After the famine, mass burials took place on the sandbanks and, despite repeated requests by local people grew louder for a proper cemetery, a request repeatedly rejected by the civil authorities. Eventually, in 1926 three hundred local men erected a sod wall, which was later consecrated by Bishop James Naughton. Eventually Mayo County Council granted some money to erect a stone wall to replace the sod ditch. Later local residents were unsuccessful in their endeavours to get a road built from the sandbanks to the cemetery, so in 1967 over 100 volunteers built a road to improve access. In 1989 the Council tarred the road for the first time.

Doohoma had a long history of emigration. Fishing was the main occupation of the community but was never able to sustain the growing population entirely so every year in June whole families would go to the potato fields of Scotland. These workers were known as “tattie hokers”. There were so many went from Doohoma that ships would moor off Doohoma Head to transport them to the potato fields of Scotland.

The first National School was established in Doohoma in 1859 just outside the boundary of the Tallaghanbawn townland and the first church in the townland was built close by later.

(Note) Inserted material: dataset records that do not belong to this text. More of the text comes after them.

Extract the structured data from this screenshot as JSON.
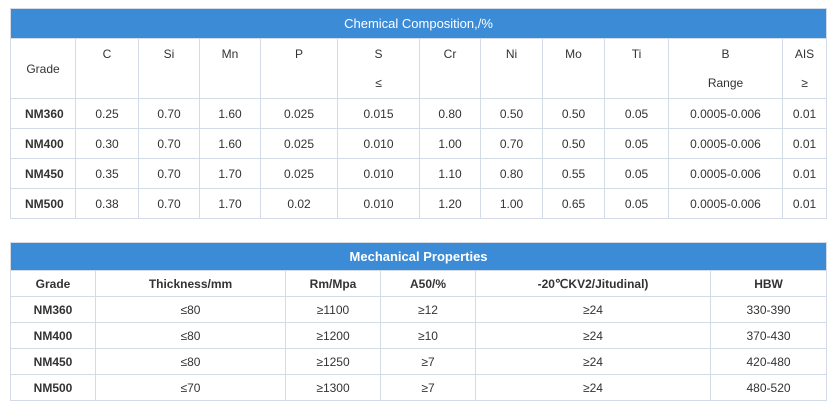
{
  "table1": {
    "title": "Chemical Composition,/%",
    "columns": [
      "Grade",
      "C",
      "Si",
      "Mn",
      "P",
      "S",
      "Cr",
      "Ni",
      "Mo",
      "Ti",
      "B",
      "AIS"
    ],
    "notes": {
      "S": "≤",
      "B": "Range",
      "AIS": "≥"
    },
    "rows": [
      [
        "NM360",
        "0.25",
        "0.70",
        "1.60",
        "0.025",
        "0.015",
        "0.80",
        "0.50",
        "0.50",
        "0.05",
        "0.0005-0.006",
        "0.01"
      ],
      [
        "NM400",
        "0.30",
        "0.70",
        "1.60",
        "0.025",
        "0.010",
        "1.00",
        "0.70",
        "0.50",
        "0.05",
        "0.0005-0.006",
        "0.01"
      ],
      [
        "NM450",
        "0.35",
        "0.70",
        "1.70",
        "0.025",
        "0.010",
        "1.10",
        "0.80",
        "0.55",
        "0.05",
        "0.0005-0.006",
        "0.01"
      ],
      [
        "NM500",
        "0.38",
        "0.70",
        "1.70",
        "0.02",
        "0.010",
        "1.20",
        "1.00",
        "0.65",
        "0.05",
        "0.0005-0.006",
        "0.01"
      ]
    ]
  },
  "table2": {
    "title": "Mechanical Properties",
    "columns": [
      "Grade",
      "Thickness/mm",
      "Rm/Mpa",
      "A50/%",
      "-20℃KV2/Jitudinal)",
      "HBW"
    ],
    "rows": [
      [
        "NM360",
        "≤80",
        "≥1100",
        "≥12",
        "≥24",
        "330-390"
      ],
      [
        "NM400",
        "≤80",
        "≥1200",
        "≥10",
        "≥24",
        "370-430"
      ],
      [
        "NM450",
        "≤80",
        "≥1250",
        "≥7",
        "≥24",
        "420-480"
      ],
      [
        "NM500",
        "≤70",
        "≥1300",
        "≥7",
        "≥24",
        "480-520"
      ]
    ]
  }
}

A new industry was opened in the early 1970s – Eagle Isle Seafoods founded in 1972 exports smoked wild Atlantic salmon all over the world.

In 1987, Mayo County Council financed a two million pound water scheme. This brought piped water from Carrowmorw Lake, a much needed boost to the local infrastructure.

In the past, the village survived primarily on small farming and fishing communities, but in recent years the occupations of the residents vary.